Tessera uses a retrotransposon technology called target-primed reverse transcription to write whole genes into the genome. The technology can also make changes to a single base pair or multiple base pairs and insert or delete DNA. And Tessera can do all of this using RNA, which has been widely accepted as a therapeutic tool now that the COVID-19 mRNA vaccines have been so successful.
“It’s pretty crazy to think that RNA therapies have probably been administered to more people now than have antibody therapies,” marvels Jake Rubens, PhD, chief scientific officer at Tessera. “Using RNA, we think we may be able to scale our medicines to reach patients in parts of the world where the healthcare systems could never tolerate the cost of making viral vectors, and potentially expand from rare disease populations to more common diseases.”
Rubens says that Tessera is focused on diseases with high unmet need, on rare diseases, and on oncology.
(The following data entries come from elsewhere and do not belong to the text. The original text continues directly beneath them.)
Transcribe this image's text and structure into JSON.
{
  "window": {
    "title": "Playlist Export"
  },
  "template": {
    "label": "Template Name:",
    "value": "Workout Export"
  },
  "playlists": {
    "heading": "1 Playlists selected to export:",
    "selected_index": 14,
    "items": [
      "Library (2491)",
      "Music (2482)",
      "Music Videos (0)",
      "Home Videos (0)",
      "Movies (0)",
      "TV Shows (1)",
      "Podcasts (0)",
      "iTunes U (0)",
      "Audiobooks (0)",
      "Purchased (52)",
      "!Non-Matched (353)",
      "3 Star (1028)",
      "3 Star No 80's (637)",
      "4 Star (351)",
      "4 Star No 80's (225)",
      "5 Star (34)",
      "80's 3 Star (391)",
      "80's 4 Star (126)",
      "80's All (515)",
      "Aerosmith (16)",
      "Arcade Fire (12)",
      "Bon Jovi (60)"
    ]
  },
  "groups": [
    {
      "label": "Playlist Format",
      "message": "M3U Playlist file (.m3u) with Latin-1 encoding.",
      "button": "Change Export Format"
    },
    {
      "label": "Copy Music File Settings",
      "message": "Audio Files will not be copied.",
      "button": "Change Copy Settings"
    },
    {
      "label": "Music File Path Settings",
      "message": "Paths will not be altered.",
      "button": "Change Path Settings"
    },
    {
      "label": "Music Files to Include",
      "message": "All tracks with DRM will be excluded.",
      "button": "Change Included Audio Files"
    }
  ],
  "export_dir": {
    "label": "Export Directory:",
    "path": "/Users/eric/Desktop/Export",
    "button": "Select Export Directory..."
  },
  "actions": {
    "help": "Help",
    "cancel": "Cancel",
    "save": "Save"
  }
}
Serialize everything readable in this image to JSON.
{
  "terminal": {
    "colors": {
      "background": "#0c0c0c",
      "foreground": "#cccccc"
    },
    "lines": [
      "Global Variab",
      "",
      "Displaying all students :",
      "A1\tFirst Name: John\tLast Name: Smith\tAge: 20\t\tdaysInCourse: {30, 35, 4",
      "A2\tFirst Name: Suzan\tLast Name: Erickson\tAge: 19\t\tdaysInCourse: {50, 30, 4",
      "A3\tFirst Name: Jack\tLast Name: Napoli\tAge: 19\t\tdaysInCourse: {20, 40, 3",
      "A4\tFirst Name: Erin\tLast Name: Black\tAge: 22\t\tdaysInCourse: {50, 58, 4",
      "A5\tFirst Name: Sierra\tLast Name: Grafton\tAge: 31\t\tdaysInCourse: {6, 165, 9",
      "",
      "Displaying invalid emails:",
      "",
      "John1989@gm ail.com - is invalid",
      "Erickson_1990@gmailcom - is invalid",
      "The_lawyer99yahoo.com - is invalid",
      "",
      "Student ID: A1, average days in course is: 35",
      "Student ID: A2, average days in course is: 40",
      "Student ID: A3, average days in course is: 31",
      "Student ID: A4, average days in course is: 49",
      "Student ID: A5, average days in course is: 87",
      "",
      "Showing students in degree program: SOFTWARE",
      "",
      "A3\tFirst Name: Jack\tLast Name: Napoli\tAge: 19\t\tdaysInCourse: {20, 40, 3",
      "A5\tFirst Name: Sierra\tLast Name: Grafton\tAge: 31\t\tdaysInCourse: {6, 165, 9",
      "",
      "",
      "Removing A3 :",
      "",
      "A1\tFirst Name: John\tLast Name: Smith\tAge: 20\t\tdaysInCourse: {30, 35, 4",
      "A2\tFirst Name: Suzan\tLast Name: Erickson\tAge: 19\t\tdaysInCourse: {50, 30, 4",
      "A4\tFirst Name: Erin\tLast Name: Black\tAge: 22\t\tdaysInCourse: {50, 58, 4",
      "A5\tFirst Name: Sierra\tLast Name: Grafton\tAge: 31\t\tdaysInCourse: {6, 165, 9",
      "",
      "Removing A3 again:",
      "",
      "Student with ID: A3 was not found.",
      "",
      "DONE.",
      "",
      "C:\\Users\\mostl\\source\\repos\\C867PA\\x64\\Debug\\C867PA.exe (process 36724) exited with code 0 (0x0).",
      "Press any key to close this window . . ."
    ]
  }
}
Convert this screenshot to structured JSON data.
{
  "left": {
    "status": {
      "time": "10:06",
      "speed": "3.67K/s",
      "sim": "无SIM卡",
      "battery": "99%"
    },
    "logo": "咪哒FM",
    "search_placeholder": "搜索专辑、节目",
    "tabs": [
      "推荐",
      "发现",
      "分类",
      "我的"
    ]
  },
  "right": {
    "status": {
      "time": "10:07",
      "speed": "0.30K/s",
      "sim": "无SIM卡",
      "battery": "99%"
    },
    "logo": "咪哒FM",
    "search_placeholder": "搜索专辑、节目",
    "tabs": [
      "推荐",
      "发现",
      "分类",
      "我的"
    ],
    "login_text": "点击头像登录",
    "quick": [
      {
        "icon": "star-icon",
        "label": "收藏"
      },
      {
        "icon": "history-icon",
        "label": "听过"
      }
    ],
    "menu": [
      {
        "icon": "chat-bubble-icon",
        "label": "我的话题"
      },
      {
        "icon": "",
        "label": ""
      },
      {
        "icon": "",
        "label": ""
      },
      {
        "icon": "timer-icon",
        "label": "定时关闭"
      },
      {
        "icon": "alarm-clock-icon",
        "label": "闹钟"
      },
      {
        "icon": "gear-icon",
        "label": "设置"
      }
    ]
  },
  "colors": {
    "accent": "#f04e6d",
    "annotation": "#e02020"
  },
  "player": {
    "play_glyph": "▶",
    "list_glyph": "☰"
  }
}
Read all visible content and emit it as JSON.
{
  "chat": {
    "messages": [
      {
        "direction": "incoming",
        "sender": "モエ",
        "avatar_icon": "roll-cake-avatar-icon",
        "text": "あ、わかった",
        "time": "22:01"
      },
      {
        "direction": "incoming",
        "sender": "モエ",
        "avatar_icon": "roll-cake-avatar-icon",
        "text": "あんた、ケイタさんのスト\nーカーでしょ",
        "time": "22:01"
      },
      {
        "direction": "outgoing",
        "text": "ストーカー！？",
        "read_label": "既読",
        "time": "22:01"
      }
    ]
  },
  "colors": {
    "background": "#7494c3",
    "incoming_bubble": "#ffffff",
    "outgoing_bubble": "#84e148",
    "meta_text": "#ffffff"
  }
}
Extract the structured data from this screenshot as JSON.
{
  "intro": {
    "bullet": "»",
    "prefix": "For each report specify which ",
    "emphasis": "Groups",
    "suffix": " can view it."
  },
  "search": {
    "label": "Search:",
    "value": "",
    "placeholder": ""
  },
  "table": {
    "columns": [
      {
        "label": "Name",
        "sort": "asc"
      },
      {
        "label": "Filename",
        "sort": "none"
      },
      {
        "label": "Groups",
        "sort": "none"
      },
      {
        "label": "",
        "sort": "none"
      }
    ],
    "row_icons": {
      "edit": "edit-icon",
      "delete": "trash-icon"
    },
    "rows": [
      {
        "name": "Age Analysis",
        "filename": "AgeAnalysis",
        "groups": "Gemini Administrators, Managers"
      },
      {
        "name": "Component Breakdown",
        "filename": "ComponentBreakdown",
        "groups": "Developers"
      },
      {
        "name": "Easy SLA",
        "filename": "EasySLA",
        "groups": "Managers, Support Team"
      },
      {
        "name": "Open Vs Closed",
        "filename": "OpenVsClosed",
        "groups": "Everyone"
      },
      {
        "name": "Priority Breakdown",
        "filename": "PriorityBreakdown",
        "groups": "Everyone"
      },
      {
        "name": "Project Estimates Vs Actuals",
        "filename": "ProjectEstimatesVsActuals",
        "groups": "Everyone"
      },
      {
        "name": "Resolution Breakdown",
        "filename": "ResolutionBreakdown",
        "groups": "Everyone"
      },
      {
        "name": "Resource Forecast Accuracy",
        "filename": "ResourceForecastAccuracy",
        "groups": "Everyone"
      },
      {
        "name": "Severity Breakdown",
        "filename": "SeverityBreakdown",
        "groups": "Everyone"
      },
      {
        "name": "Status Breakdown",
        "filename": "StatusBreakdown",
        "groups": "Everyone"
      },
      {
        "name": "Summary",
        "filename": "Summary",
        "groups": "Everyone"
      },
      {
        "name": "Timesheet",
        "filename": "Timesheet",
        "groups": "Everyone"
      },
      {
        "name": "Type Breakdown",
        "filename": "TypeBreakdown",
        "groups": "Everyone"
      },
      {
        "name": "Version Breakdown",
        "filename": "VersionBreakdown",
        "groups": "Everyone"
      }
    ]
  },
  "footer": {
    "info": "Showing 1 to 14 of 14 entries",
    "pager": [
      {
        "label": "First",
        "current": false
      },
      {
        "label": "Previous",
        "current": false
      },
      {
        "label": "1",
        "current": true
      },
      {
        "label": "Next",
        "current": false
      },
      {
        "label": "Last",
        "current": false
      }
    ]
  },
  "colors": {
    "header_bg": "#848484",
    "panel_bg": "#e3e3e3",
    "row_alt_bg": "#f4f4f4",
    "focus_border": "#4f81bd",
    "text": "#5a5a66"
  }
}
Tessera has formed a relationship with the Cystic Fibrosis Foundation to apply the company’s technology to the disease by inserting a whole copy of the cystic fibrosis gene into the genome, and potentially to also rewrite a common mutation of the gene.
The lung is an example of an organ that poses difficulties for the delivery of genetic medicine technologies, Rubens says. Nonetheless, he is optimistic about developing a cystic fibrosis treatment. He declares, “We feel the technology has matured to the point where we should take a shot on goal.”